Dictionary.coms second entry on "bailout" reads: "an instance of coming to the rescue, especially financially: a government bailout of a large company." (Emphasis in the original.)
Last week, I listed just some of the reasons Detroit should not be bailed out. Among them, taking precious state resources that could be used for other state spending (road funding, for example) to give to Detroit is fundamentally unfair to all those Michigan residents who were never part of the Detroit equation. It requires statewide residents to give up something of value (future government services or tax cuts) to cover the bad policy decisions and mismanagement of Detroit.
At the same press conference, Senate Majority Randy Richardville, R-Monroe, tried to deflect such criticisms, arguing in effect that this is a Michigan problem, not just a Detroit one. Perhaps, but it still leaves outstate residents paying for Detroit's past spending (and promised spending to pensioners) while not having ever benefited from that spending.
The reality is that with plenty of help from enablers in Lansing, Wall Street, unions and many more, Detroit leaders so thoroughly fouled their own nest that the city now finds itself in federal bankruptcy court. State taxpayers have already shelled out plenty to support the city's fiscal malpractice, and that wasn't fair. Piling another $350 million now just compounds the unfairness.
The financial burden for cleaning up this mess should fall more closely on those who made it. The solution isn't more state taxpayer subsidies and bailouts but aggressively selling off existing assets, contracting out core services, ending unnecessary ones, and creating a business climate that welcomes real entrepreneurs and investors rather than chasing them away.
You shut up and change their diapers! That’s why you exist.
Well duh. Better than nation wide taxpayers.

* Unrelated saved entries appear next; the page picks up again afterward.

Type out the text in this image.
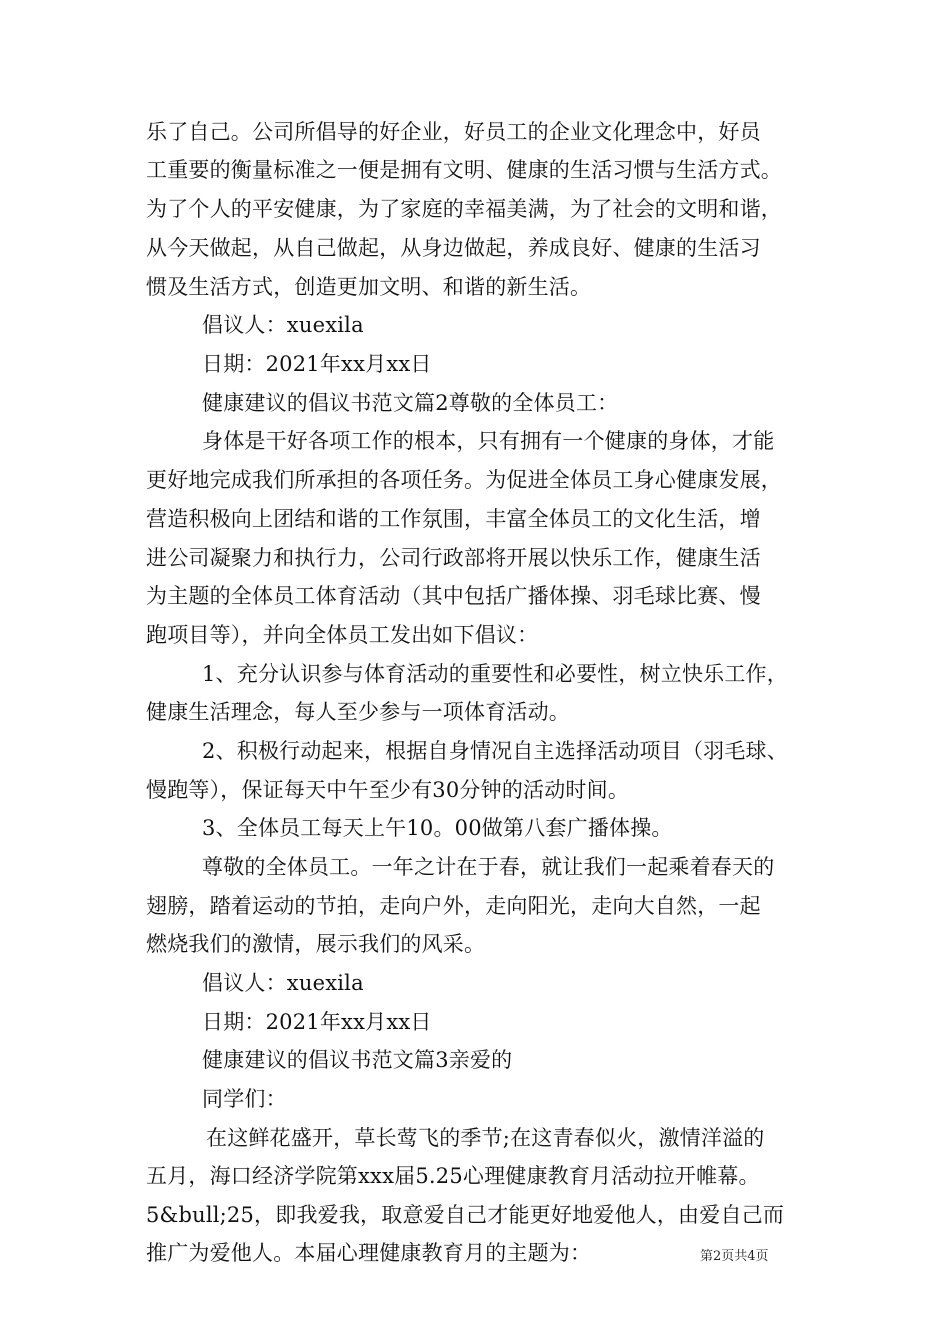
乐了自己。公司所倡导的好企业，好员工的企业文化理念中，好员
工重要的衡量标准之一便是拥有文明、健康的生活习惯与生活方式。
为了个人的平安健康，为了家庭的幸福美满，为了社会的文明和谐，
从今天做起，从自己做起，从身边做起，养成良好、健康的生活习
惯及生活方式，创造更加文明、和谐的新生活。
倡议人：xuexila
日期：2021年xx月xx日
健康建议的倡议书范文篇2尊敬的全体员工：
身体是干好各项工作的根本，只有拥有一个健康的身体，才能
更好地完成我们所承担的各项任务。为促进全体员工身心健康发展，
营造积极向上团结和谐的工作氛围，丰富全体员工的文化生活，增
进公司凝聚力和执行力，公司行政部将开展以快乐工作，健康生活
为主题的全体员工体育活动（其中包括广播体操、羽毛球比赛、慢
跑项目等），并向全体员工发出如下倡议：
1、充分认识参与体育活动的重要性和必要性，树立快乐工作，
健康生活理念，每人至少参与一项体育活动。
2、积极行动起来，根据自身情况自主选择活动项目（羽毛球、
慢跑等），保证每天中午至少有30分钟的活动时间。
3、全体员工每天上午10。00做第八套广播体操。
尊敬的全体员工。一年之计在于春，就让我们一起乘着春天的
翅膀，踏着运动的节拍，走向户外，走向阳光，走向大自然，一起
燃烧我们的激情，展示我们的风采。
倡议人：xuexila
日期：2021年xx月xx日
健康建议的倡议书范文篇3亲爱的
同学们：
在这鲜花盛开，草长莺飞的季节;在这青春似火，激情洋溢的
五月，海口经济学院第xxx届5.25心理健康教育月活动拉开帷幕。
5&bull;25，即我爱我，取意爱自己才能更好地爱他人，由爱自己而
推广为爱他人。本届心理健康教育月的主题为：	第2页共4页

GimmegimmegimmegimmegimmeyourmoneyspendseasierthanmineGimmegimmegimmegimmegimme
Today the MI taxpayers. Tomorrow the US taxpayer. Watch and see.
I hate to say it but yes. There are plenty of things I would do differently but it is a good example for the many other cities that will be bankrupt in the future. When its St Louis, Philly or any other city they won’t be able to cry to Washington that they bailed out Detroit. Plus there is oversight this way that won’t come from the feds.
I like the Rand Paul plan of zero tax penalty business repatriation, 5% business tax, 2% payroll and income tax, and a duty free cross border manufacturing and trade zone.
What may be the most important thing is the perception. A lot of the people I talk to say that people are noticing that its a republican run state that is doing something.
One very important thing that most FReepers simply refuse to acknowledge is the fact that Detroit is still the second busiest trade crossing on the continent and the Democrats have been treating it like their personal ATM for far too long.